A previous post, Rolling Blackouts to Benefit South Africa, hypothesised that the strong reaction to the rolling blackouts Eskom was forced to implement has resulted in urgent
action which will in the medium term ensure South Africa has the energy systems it needs for its long term development.
In 2004 the three major users of electricity in South Africa were Industry (64.6%), Residential (17.4%) and Commerce (12.0%). It was therefore logical that once Eskom, with the “urging” of Government, faced the situation and took co-ordinated action it went to industry.
Discussions with industries and especially the large users in mining and manufacturing, were based on Eskom admitting that it was unable to guarantee supplies to industry, presenting a long term plan of action and requesting that industry manage itself to achieve an immediate 10% reduction in its consumption.
Industry supported the request although it lead to week long shut downs of a number of mines which were unable to immediately reduce their consumption without effecting the complete process.
This was termed Phase 1 of the National Emergency Response Plan and was mainly aimed at stabilising the system to avoid catastrophic shut downs that could result from instability induced by too small a margin between demand and supply.

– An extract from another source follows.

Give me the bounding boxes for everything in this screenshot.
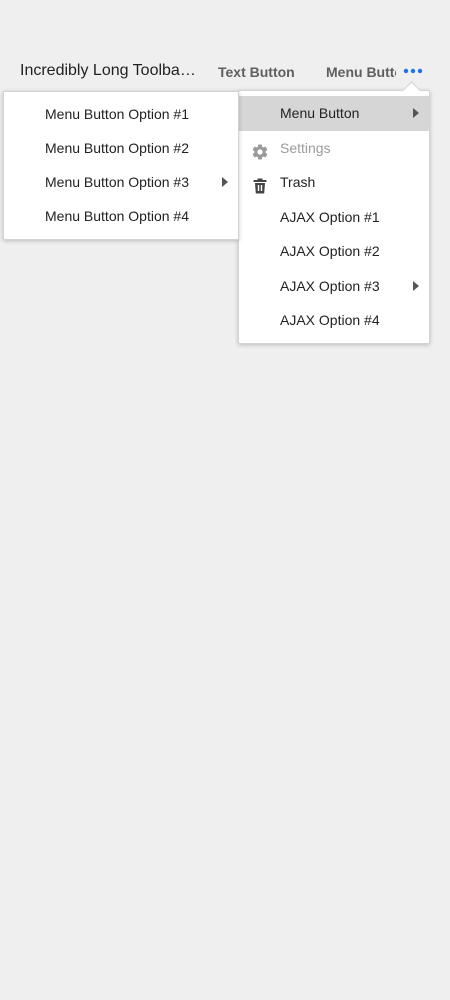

At the same time Eskom was taking emergency steps to improve power station availability and coal supply as well as preparing managed power shedding in the residential and commercial sectors. These together allowed Eskom to get through its peak demand from May to July without any major unplanned shutdowns. Thus successfully implementing Phase 2 of the National Emergency Response Plan.
Although industry supported the plan, it became evident that it was the large company’s whose cut backs allowed Eskom to achieve its targets. Smaller industry seems not to have reached the 10% reduction, but will presumably reduce consumption in response to tariff hikes.
In 2007, South Africa had one of the lowest electricity costs in the world, of only 3.5 US cents/kWh, compared to 9.5 for the USA, 13.0 for Germany and 23.0 for Denmark. Projects focussing on energy conservation were often not viable and received little attention. However, Eskom has just been awarded a 27.5% increase for the 2008/09 year by the electricity regulator, although it had requested a 53% increase. This along with the increasing capital investment planned, makes it certain that South Africa will have large tariff increase for some time.
Industry will essentially be forced to increase its energy efficiency to remain competitive. On the positive side this will contribute to decreasing electricity demand and to reducing South Africa’s high carbon emissions.
Photo Credit: From Eskom’s online press pack – from Media Room button on right hand menu.


I will look forward to articles on alternative energy projects in South Africa. Some time ago, I came across solar technology product development coming out of a South African University (the name of which escapes me at the moment. The product was light weight, and cost effective. I can’t imagine why the South African and, indeed, huge areas of Africa are not going full speed ahead on solar energy technology. The illustration heading this article seems to convey a terribly badly affected air quality associated with the current coal based system.
I am planning more posts on the energy situation in South Africa. One of them is likely to be on household energy. For instance it is estimated that 8% of South Africa’s energy consumption is derived from burning biomass in the house – thats the renewable energy that shows in the stats. Coal and wood fires used in poor households is in part responsible for the air quality you picked up in the image.